41. Ogni famiglia ferita va innanzitutto ascoltata con rispetto e amore facendosi compagni di cammino come il Cristo con i discepoli sulla strada di Emmaus. Valgono in maniera particolare per queste situazioni le parole di Papa Francesco: «La Chiesa dovrà iniziare i suoi membri – sacerdoti, religiosi e laici – a questa "arte dell’accompagnamento", perché tutti imparino sempre a togliersi i sandali davanti alla terra sacra dell’altro (cf. Es 3,5). Dobbiamo dare al nostro cammino il ritmo salutare della prossimità, con uno sguardo rispettoso e pieno di compassione ma che nel medesimo tempo sani, liberi e incoraggi a maturare nella vita cristiana» (Evangelii Gaudium, 169).
42. Un tale discernimento è indispensabile per i separati e i divorziati. Va rispettata soprattutto la sofferenza di coloro che hanno subito ingiustamente la separazione e il divorzio. Il perdono per l’ingiustizia subita non è facile, ma è un cammino che la grazia rende possibile. Parimenti va sempre sottolineato che è indispensabile farsi carico in maniera leale e costruttiva delle conseguenze della separazione o del divorzio sui figli: essi non possono diventare un "oggetto" da contendersi e vanno cercate le forme migliori perché possano superare il trauma della scissione familiare e crescere in maniera il più possibile serena.

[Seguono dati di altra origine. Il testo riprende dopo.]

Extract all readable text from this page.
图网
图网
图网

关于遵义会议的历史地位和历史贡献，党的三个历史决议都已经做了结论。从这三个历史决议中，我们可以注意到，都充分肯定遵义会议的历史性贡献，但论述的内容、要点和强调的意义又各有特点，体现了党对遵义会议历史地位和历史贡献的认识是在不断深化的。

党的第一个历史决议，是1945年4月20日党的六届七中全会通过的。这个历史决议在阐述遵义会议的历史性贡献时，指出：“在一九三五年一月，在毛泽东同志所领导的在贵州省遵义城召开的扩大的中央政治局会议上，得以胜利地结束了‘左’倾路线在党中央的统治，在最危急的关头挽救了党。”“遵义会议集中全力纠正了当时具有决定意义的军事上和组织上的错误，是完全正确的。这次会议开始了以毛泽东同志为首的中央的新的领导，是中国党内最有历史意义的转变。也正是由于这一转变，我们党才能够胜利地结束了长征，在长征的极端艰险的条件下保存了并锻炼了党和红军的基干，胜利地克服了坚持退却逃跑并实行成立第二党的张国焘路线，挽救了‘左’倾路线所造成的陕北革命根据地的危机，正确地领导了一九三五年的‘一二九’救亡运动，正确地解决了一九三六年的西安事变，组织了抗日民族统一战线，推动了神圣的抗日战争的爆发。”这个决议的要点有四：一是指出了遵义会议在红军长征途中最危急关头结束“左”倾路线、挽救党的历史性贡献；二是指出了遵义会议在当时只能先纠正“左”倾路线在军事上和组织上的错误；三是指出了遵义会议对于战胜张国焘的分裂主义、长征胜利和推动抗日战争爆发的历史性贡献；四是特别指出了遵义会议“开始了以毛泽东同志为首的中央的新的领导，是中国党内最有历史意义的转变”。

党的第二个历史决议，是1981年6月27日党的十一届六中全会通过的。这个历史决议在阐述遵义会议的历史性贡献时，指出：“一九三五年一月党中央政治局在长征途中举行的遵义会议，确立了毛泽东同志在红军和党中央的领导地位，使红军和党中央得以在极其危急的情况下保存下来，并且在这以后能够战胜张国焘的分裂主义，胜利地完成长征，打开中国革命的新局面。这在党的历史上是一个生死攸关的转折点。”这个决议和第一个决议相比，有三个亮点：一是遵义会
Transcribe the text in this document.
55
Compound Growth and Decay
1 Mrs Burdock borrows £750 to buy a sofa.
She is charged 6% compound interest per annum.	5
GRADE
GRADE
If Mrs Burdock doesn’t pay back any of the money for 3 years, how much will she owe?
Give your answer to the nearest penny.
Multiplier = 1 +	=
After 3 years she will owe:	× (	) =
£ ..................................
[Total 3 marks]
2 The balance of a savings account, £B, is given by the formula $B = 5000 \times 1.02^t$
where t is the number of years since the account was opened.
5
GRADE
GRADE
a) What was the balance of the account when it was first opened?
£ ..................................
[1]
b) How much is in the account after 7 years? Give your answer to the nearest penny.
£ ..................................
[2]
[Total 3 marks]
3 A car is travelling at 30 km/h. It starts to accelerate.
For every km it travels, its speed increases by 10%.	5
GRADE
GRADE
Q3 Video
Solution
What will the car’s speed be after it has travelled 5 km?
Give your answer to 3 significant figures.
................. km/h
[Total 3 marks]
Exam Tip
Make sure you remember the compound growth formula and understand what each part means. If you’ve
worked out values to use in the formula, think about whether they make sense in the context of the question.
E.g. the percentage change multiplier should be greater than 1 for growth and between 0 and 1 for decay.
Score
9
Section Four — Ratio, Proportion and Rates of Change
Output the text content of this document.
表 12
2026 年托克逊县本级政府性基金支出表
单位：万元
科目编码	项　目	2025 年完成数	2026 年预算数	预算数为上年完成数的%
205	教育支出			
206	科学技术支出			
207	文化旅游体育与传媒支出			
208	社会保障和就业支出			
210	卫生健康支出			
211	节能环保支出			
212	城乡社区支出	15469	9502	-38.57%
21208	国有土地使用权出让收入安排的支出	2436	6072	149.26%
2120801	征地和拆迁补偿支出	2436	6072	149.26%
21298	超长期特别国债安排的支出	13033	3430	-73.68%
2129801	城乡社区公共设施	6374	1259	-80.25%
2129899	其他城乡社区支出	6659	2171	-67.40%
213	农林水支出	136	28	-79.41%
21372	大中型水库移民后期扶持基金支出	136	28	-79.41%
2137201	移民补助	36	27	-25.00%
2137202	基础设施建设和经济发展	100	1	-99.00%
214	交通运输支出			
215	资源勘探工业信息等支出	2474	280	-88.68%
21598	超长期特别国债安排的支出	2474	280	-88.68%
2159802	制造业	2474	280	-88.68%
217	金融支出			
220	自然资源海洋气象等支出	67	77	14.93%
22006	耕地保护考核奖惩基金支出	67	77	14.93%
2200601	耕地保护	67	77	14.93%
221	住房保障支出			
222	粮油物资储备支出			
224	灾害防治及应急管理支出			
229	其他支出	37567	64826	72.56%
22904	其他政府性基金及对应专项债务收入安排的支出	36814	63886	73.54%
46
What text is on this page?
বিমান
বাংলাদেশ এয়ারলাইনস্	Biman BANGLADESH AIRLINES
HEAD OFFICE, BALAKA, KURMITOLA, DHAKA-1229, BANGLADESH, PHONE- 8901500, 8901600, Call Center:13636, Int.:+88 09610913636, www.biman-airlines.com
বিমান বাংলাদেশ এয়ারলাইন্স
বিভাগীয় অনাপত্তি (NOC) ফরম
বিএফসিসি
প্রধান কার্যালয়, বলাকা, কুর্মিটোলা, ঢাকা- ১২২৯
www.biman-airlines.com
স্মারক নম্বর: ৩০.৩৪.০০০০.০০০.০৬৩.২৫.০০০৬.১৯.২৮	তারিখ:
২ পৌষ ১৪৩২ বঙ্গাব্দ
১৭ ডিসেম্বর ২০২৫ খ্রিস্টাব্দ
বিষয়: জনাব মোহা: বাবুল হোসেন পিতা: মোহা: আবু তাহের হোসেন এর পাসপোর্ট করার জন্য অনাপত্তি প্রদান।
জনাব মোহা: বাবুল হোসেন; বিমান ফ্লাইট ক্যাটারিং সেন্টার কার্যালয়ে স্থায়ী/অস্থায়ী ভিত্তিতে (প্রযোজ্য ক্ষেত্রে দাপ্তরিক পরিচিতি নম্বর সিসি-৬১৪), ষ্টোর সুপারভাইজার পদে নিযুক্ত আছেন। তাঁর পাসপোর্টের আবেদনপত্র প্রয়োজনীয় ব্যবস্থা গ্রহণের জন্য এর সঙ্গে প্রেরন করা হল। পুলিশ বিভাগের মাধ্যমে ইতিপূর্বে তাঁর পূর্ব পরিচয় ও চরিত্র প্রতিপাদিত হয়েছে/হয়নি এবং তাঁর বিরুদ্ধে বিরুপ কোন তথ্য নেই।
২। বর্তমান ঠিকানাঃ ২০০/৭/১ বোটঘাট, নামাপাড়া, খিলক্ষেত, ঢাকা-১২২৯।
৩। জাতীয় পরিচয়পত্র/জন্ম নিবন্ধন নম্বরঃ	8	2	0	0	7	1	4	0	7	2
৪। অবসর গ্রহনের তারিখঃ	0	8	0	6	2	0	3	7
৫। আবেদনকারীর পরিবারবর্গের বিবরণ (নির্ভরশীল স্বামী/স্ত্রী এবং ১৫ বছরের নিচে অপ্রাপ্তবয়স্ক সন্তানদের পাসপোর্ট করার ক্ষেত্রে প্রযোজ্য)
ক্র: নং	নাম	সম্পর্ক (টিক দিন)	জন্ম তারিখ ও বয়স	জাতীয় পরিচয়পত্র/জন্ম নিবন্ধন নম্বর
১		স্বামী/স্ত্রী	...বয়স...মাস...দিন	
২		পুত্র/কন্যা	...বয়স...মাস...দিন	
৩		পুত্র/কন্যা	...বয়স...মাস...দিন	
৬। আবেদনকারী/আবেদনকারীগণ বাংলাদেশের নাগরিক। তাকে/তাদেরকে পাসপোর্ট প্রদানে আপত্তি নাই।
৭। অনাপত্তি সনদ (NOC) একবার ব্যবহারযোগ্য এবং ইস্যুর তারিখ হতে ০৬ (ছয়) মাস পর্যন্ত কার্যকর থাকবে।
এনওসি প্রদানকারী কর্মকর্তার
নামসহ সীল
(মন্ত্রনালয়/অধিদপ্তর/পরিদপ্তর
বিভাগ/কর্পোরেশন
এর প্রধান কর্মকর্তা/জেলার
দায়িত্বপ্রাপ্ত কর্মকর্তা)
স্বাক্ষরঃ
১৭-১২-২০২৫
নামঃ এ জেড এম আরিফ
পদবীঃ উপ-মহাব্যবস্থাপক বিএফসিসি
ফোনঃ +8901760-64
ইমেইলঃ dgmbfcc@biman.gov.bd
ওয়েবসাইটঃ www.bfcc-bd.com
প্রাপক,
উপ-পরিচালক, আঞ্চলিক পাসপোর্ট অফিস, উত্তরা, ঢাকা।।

43. Diversi Padri hanno sottolineato la necessità di rendere più accessibili ed agili le procedure per il riconoscimento dei casi di nullità. Tra le proposte sono stati indicati il superamento della necessità della doppia sentenza conforme; la possibilità di determinare una via amministrativa sotto la responsabilità del vescovo diocesano; un processo sommario da avviare nei casi di nullità notoria. Secondo proposte autorevoli, andrebbe poi considerata la possibilità di dare rilevanza alla fede dei nubendi in ordine alla validità del sacramento del matrimonio. Va ribadito che in tutti questi casi si tratta dell’accertamento della verità sulla validità del vincolo.
44. Circa le cause matrimoniali lo snellimento della procedura, richiesto da molti, oltre alla preparazione di sufficienti operatori, chierici e laici con dedizione prioritaria, esige di incrementare la responsabilità del vescovo diocesano, il quale nella sua diocesi potrebbe incaricare un sacerdote debitamente preparato che possa gratuitamente consigliare le parti sulla validità del loro matrimonio.
45. Le persone divorziate ma non risposate vanno invitate a trovare nell’Eucaristia il cibo che le sostenga nel loro stato. La comunità locale e i pastori devono accompagnare queste persone con sollecitudine, soprattutto quando vi sono figli o è grave la loro situazione di povertà.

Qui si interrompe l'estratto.